I might have laughed or rolled my eyes, but this was deadly serious, vitally important, and my headache was still pretty bad. Eye rolling was out.
“I’m telling you my history, my deepest, most personal story.” He looked at me now, his golden eyes intense beneath hawk-wing brows. He pushed away the fruit cobbler and bent his elbows on the table, his fingers interlaced. Long fingers, very slender. Familiar. I clenched my fists together beneath the table. I didn’t know the PsyLED cop who claimed kinship, but he seemed quiet, wary, contained, as if holding down emotional reactions until he could deal with them later, privately. Almost shooting me, a future confrontation with his boss about that attempted shooting, had to be weighing heavily on him, yet there was nothing of that in his demeanor.

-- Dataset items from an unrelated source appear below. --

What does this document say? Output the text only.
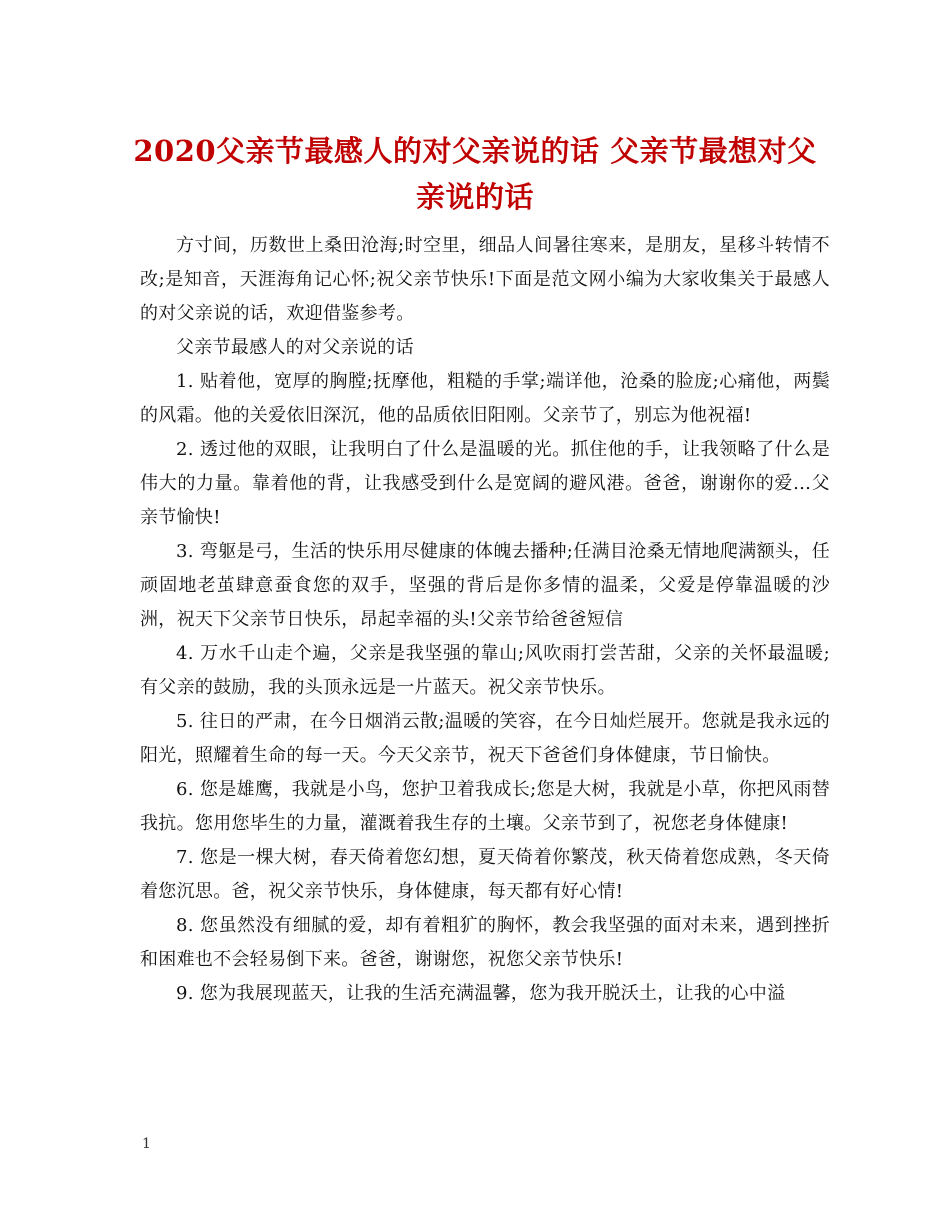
2020父亲节最感人的对父亲说的话 父亲节最想对父亲说的话

方寸间，历数世上桑田沧海;时空里，细品人间暑往寒来，是朋友，星移斗转情不改;是知音，天涯海角记心怀;祝父亲节快乐!下面是范文网小编为大家收集关于最感人的对父亲说的话，欢迎借鉴参考。

父亲节最感人的对父亲说的话

1. 贴着他，宽厚的胸膛;抚摩他，粗糙的手掌;端详他，沧桑的脸庞;心痛他，两鬓的风霜。他的关爱依旧深沉，他的品质依旧阳刚。父亲节了，别忘为他祝福!

2. 透过他的双眼，让我明白了什么是温暖的光。抓住他的手，让我领略了什么是伟大的力量。靠着他的背，让我感受到什么是宽阔的避风港。爸爸，谢谢你的爱…父亲节愉快!

3. 弯躯是弓，生活的快乐用尽健康的体魄去播种;任满目沧桑无情地爬满额头，任顽固地老茧肆意蚕食您的双手，坚强的背后是你多情的温柔，父爱是停靠温暖的沙洲，祝天下父亲节日快乐，昂起幸福的头!父亲节给爸爸短信

4. 万水千山走个遍，父亲是我坚强的靠山;风吹雨打尝苦甜，父亲的关怀最温暖;有父亲的鼓励，我的头顶永远是一片蓝天。祝父亲节快乐。

5. 往日的严肃，在今日烟消云散;温暖的笑容，在今日灿烂展开。您就是我永远的阳光，照耀着生命的每一天。今天父亲节，祝天下爸爸们身体健康，节日愉快。

6. 您是雄鹰，我就是小鸟，您护卫着我成长;您是大树，我就是小草，你把风雨替我抗。您用您毕生的力量，灌溉着我生存的土壤。父亲节到了，祝您老身体健康!

7. 您是一棵大树，春天倚着您幻想，夏天倚着你繁茂，秋天倚着您成熟，冬天倚着您沉思。爸，祝父亲节快乐，身体健康，每天都有好心情!

8. 您虽然没有细腻的爱，却有着粗犷的胸怀，教会我坚强的面对未来，遇到挫折和困难也不会轻易倒下来。爸爸，谢谢您，祝您父亲节快乐!

9. 您为我展现蓝天，让我的生活充满温馨，您为我开脱沃土，让我的心中溢

1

“I’m telling you this because I hope you are my sister and there is no way to prove or disprove that hope unless I share everything with you. Things I have not discussed with anyone in decades.”
I nodded, that peculiar, Tsalagi chin jut of affirmation.
“I was born on the Nunna Daul Tsuny. The Trail of Tears.”
No one was eating. No one was even breathing.
“My mother told me that my five-year-old sister had been killed by soldiers after she attacked one of them with a knife. It was the lie they told the soldiers to keep them from searching for her. I learned later that my sister had attacked a man who raped a Cherokee woman, and grievously wounded him. The leader of our clan had forced my skinwalker sister into the form of a bobcat and drove her into the snow to save her from the soldiers.” He knew too much. He knew things I didn’t. Or claimed things.